JUBIRTVNEWS.COM – Sebuah insiden tragis dilaporkan terjadi di jalur perlintasan rel kereta api yang berada di samping Perumahan BMI RT 001/007, Desa Kompa, Kecamatan Parungkuda, Kabupaten Sukabumi.

Seorang pria paruh baya yang sehari-hari bekerja sebagai tukang sayur tewas seketika setelah tertabrak Kereta Api (KA) Pangrango Relasi Sukabumi-Bogor Paledang pada Minggu (14/6/2026) sore sekira pukul 16.11 WIB.

Kapolsek Parungkuda, AKP Erman, mengonfirmasi bahwa korban meninggal dunia di lokasi kejadian diidentifikasi bernama Asep Yusup (49 tahun).

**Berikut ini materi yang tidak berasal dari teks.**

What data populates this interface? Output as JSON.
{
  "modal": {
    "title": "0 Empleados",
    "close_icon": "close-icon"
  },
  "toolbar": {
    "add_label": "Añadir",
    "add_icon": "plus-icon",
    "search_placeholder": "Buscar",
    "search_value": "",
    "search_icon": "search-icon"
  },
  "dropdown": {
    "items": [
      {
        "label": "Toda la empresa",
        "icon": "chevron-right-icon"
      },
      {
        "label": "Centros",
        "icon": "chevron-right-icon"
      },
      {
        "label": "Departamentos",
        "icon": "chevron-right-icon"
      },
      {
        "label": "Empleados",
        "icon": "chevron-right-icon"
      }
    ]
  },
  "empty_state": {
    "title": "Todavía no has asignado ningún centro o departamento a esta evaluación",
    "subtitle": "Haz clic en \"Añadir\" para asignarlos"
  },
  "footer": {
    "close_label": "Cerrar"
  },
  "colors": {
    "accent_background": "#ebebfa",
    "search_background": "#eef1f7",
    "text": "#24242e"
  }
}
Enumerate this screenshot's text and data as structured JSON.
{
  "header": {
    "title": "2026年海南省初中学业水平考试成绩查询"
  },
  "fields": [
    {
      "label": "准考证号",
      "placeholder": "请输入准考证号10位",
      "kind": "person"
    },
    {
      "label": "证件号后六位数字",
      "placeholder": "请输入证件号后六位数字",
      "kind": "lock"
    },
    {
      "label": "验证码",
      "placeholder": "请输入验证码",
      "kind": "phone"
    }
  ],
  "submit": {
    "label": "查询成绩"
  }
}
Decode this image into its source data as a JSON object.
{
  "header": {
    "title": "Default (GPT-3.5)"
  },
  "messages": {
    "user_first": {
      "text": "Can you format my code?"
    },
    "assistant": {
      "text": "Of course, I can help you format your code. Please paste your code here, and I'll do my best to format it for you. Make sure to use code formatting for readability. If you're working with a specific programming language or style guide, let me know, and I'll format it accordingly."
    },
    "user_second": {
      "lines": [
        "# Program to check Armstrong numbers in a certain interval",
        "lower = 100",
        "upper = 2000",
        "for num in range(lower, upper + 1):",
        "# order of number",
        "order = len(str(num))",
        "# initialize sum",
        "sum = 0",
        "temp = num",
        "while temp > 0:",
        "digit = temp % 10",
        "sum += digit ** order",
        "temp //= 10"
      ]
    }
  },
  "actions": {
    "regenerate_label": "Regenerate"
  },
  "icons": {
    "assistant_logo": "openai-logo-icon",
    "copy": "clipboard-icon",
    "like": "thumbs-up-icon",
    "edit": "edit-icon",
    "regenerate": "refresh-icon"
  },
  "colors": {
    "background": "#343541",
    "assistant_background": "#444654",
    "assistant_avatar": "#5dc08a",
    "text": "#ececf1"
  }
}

Korban diketahui merupakan warga Kampung Babakan Pendeuy, Desa Bojongkokosan, Kecamatan Parungkuda.

AKP Erman membeberkan bahwa kronologi kejadian memilukan tersebut bermula ketika korban sedang melakukan aktivitas rutinnya dengan berjalan kaki menjajakan sayuran di sekitar lokasi kejadian. Jalur rel kereta api di samping kompleks perumahan tersebut memang kerap dilintasi oleh warga setempat.

Baca Juga :  Punya Gangguan Pendengaran, Kronologi Tukang Sayur di Parungkuda Tewas Tersambar KA Pangrango

“Saat hendak melewati tempat kejadian perkara (TKP), korban diduga sama sekali tidak menyadari adanya kedatangan Kereta Api Pangrango yang tengah melaju kencang dari arah Relasi Sukabumi menuju Bogor Paledang. Akibat jarak yang sudah terlalu dekat, benturan keras tidak dapat dihindarkan sehingga korban tertabrak,” ujar AKP Erman saat memberikan keterangan resmi.

Kerasnya hantaman dari ular besi tersebut mengakibatkan nyawa korban tidak dapat tertolong. Korban dilaporkan langsung mengembuskan napas terakhirnya di lokasi kejadian akibat luka parah yang dideritanya.

Petugas kepolisian bersama warga sekitar yang berada di lokasi langsung bergerak cepat untuk mengamankan area rel. Tak berselang lama, jasad korban langsung dievakuasi menggunakan ambulans untuk dibawa ke Rumah Sakit Umum Daerah (RSUD) Sekarwangi Cibadak guna penanganan medis lanjutan serta menunggu pihak keluarga menjemput jenazah.

Baca Juga :  Bayi Laki-laki Ditemukan Terbungkus Kresek di Kebun Parungkuda Sukabumi, Polisi Selidiki

Berdasarkan hasil olah TKP dan penyelidikan sementara dari pihak kepolisian, kecelakaan maut ini diduga kuat dipicu oleh faktor kelalaian serta kurangnya ketidakhati-hatian korban. Korban ditengarai kurang waspada dan tidak menengok ke kanan atau kiri saat hendak menyeberangi perlintasan kereta api.

Di sisi lain, pihak kepolisian juga memberikan catatan serius mengenai kondisi infrastruktur keselamatan di sekitar lokasi kejadian. AKP Erman mengungkapkan bahwa titik perlintasan kereta api di samping Perumahan BMI tersebut statusnya merupakan perlintasan liar yang tidak memiliki penjaga resmi serta tidak dilengkapi fasilitas palang pintu otomatis.

Baca Juga :  Tak Terima Dituduh Curi HP, Pengamen di Sukabumi Sayat Leher Teman Pakai Cutter

Selain tidak adanya palang pintu pembatas, faktor geografis dan tata ruang di area tersebut juga turut memperparah tingkat risiko kecelakaan. Jarak pandang atau visibilitas para pengguna jalan di sekitar lokasi terbilang sangat terbatas lantaran terhalang oleh bangunan perumahan serta rimbunnya vegetasi tanaman di sisi kanan dan kiri rel. Kondisi ini membuat para pejalan kaki maupun pengendara kesulitan memantau kedatangan kereta api dari jarak jauh.

Atas adanya kejadian ini, Polsek Parungkuda mengimbau keras kepada seluruh lapisan masyarakat untuk ekstra waspada dan selalu memastikan situasi benar-benar aman sebelum melintasi jalur rel kereta api, terutama di titik-titik perlintasan sebidang yang tidak berpalang pintu.